小沢 いやいやほんとにもう……。僕もまだわからないことばっかりだから。やっぱり僕は稽古場で試してみなきゃいけないんです。さっき言ったみたいに、身体を通してみると違うことが起きたりするので。ってときに、こうやって試せるというか、「これをやってみようか」って言えるのは、洋平くんだからというのはありますよね。そして僕もおこがましくも言わせてもらうと、洋平くんがこの8年ですごく場数を踏んできたんだなと感じます。対応力と反応の速さに「すごい」と思う。あと僕自身も、前作の僕はどちらかというと“演出家”よりも“俳優”寄りだったので、嫉妬とか「この人すごいな」というような感情と闘っていた部分もあったんですよ。でも今回に関しては、「お、一色洋平すげえいいぞ、いま!」「そうそう、こういう洋平が観たかった!」っていう思いが強いので、そういう意味で成長しているなと思いますね。

――今日の稽古中も一色さんのお芝居に感激していましたね。

小沢 あれは感情的なシーンで、洋平くんはきっと(そのまま)感情的にやるほうが得意だと思うんです。バッて出すエネルギーの強さは洋平くんのすごさでもありますから。でもその洋平くんが、(感情的に演じるのではなく)言葉に託したり漂う空気感にまかせたりした時に、その身体を通して戯曲のすごさ、言葉が持つ空気感のすごさを感じました。「あ、これはすごいぞ」って。これをどっちもできる俳優ってなかなかいないと思います。

稽古場でずっと喋っている

左から:一色洋平 小沢道成 オレノグラフィティ 須貝英

――お稽古が始まって改めて、須貝英さんの脚本のどのようなところに魅力を感じていますか?

小沢 今日くらいでやっとわかってきた気がしますね。全部が繋がり始めて、大事にしたいものが一本通った気がする。

一色 うんうん。実は稽古一週目で、まずミザンス(立ち位置や動き)をつけようとした時に行き詰ったんですよ。すんなりいくと思っていたのになんでだろうと思って。それで立ち止まって読解して、「なぜここでこういう台詞がくるのか」「なぜここで季節が飛ぶのか」って一つひとつ考えていったら、すんなりいったところがたくさんあったんですよね。そういう経験をしていく中で僕、今作がいかにジェンガを積み上げるみたいな……

小沢 あ、そうかも。

一色 そういう芝居なんだなって、昨日くらいにようやく気付きました。僕らが第一弾、第二弾でやってきたのは割とエンタメ色が強くて、放出型だったりおもちゃ箱をひっくり返したようなテイストだったんです。だからどこか今回もそういうふうに臨んでいた部分が僕の中ではちょっとありました。でもようやく「今作は付き合い方が違うんだ」ということがわかりました。

小沢 僕も、これはいま感じていることでしかないですけど、『漸近線、重なれ』というタイトルが全てを表しているのかもしれないなって。そこにすべてを繋げるヒントがあったか、というような感覚に今ちょっと近いです。「重な“る”」とかじゃダメなんです、この作品は。「“る”じゃなくて、“れ”だ」ということに最近気付いたって感じですね。

――「重なれ」

小沢 だからすごく人生を感じますし、お客さんが、「私もそうだったな」とか「こういう時あったな」とか、「昔住んでた家のことを思いだしたな」とかでもいいんですけど、そういうことを思うような余白がある作品なんじゃないかなと思っています。観ているうちにだんだんと自分ごとに感じていただけるとうれしいかな。

一色 きちんと緻密に積み上げれば、とても多くの人にちゃんと触れられる作品になるんだろうなと思いますね。

――オレノグラフィティさんの音楽も楽しみです

小沢 まだ打ち合わせもしていない段階で、オレノさんが台本を読んだ感想かのように送ってくださった2曲がとても良くて。
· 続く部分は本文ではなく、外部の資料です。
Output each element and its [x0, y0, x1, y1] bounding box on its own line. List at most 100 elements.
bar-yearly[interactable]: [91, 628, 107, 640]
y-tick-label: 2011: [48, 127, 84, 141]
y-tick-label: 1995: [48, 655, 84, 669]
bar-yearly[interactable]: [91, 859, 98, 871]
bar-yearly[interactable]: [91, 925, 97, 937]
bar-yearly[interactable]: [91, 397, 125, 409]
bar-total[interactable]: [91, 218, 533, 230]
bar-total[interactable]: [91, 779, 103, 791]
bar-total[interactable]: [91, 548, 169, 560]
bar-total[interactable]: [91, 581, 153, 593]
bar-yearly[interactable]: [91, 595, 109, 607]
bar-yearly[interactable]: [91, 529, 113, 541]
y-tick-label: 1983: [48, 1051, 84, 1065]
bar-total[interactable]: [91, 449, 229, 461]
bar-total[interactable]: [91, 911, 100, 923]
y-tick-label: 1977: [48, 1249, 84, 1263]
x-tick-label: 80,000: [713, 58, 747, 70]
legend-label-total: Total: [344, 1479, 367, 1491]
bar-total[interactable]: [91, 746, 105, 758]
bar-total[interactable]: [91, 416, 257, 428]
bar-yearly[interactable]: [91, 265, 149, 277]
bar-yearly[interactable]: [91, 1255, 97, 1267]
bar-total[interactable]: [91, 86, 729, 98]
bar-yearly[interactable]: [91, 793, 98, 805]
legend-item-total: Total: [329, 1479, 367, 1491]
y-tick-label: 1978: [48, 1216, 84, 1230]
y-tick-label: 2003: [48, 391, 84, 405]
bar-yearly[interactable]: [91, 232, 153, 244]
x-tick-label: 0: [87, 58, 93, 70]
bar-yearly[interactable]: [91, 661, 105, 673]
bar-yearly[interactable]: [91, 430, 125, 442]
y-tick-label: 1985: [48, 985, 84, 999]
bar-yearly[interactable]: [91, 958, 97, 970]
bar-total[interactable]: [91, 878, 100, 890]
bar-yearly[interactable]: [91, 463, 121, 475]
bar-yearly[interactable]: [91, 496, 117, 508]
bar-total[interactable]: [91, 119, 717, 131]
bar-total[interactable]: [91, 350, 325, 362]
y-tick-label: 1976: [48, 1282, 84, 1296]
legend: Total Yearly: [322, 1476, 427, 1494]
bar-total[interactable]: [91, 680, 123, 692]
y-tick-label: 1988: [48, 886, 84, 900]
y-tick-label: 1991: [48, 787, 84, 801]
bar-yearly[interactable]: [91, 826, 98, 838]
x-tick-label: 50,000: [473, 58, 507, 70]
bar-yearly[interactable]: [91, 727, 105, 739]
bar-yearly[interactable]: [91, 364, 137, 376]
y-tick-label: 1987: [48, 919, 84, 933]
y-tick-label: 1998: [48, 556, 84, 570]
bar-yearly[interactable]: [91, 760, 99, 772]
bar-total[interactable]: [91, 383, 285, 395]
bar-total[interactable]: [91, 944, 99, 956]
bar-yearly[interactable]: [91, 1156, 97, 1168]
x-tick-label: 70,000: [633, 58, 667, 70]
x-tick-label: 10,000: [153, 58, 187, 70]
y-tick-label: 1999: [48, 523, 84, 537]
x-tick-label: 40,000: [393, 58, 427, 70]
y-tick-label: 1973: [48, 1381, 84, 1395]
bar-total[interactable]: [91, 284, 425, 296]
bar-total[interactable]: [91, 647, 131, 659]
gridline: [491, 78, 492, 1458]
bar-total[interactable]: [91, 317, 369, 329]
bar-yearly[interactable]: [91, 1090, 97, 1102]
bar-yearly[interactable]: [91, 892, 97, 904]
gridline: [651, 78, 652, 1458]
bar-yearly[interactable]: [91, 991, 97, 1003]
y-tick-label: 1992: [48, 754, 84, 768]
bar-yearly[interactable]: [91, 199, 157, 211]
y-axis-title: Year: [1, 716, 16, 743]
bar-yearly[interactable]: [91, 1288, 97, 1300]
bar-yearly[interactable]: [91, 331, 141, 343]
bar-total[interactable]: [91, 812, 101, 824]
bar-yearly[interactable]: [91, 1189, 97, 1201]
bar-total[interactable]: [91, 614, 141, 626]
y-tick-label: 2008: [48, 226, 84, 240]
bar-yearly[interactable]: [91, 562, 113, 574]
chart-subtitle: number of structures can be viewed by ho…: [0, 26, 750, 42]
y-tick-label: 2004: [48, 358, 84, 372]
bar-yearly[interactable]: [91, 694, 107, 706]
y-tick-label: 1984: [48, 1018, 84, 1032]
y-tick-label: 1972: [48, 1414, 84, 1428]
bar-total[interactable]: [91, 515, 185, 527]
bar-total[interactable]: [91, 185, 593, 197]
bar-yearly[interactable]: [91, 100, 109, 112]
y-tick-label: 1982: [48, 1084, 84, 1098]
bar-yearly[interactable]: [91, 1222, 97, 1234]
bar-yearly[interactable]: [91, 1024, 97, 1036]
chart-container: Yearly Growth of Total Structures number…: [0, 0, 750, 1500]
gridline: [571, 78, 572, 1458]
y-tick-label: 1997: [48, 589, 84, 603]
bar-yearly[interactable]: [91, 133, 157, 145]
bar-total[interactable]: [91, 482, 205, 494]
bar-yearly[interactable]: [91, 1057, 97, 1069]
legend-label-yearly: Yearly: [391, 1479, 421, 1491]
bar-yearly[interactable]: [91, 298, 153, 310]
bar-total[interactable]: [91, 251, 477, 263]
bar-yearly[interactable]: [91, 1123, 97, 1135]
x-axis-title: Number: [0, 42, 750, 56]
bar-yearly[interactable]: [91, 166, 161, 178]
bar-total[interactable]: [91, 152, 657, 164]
それがメインになります。それ以外の楽曲もほぼもうできているんですけど、ここからまた話しながらブラッシュアップしていくと思います。

――今日お稽古を見学していても思いましたが、すごく話をしながらつくっていらっしゃいますよね

小沢 はい。いつも今日のような感じで話しながらやってます。クメくん込みでずっと喋っていますよ。クメくんも作・演出をやっていたりするので

一色 ほんとに、どれほど助けられているか。

小沢 オレノさんも、稽古場に来てくれた時に「ここはどうですかね?」って相談したら、その場で「オッケー!」ってすぐ直して送ってくれたりするんですよ。須貝さんも「ここは違う言葉ないですかね」って相談したら「考えてみる!」って手書きの文字でバッと直したものを読ませてくれたりして。なんていい創作現場なんだろうと思います。

一色 演劇研究所みたいになってましたよね。

――みなさんが作品を愛してつくろうとしている感じが伝わります。今日はお稽古後にありがとうございました。開幕を楽しみにしています。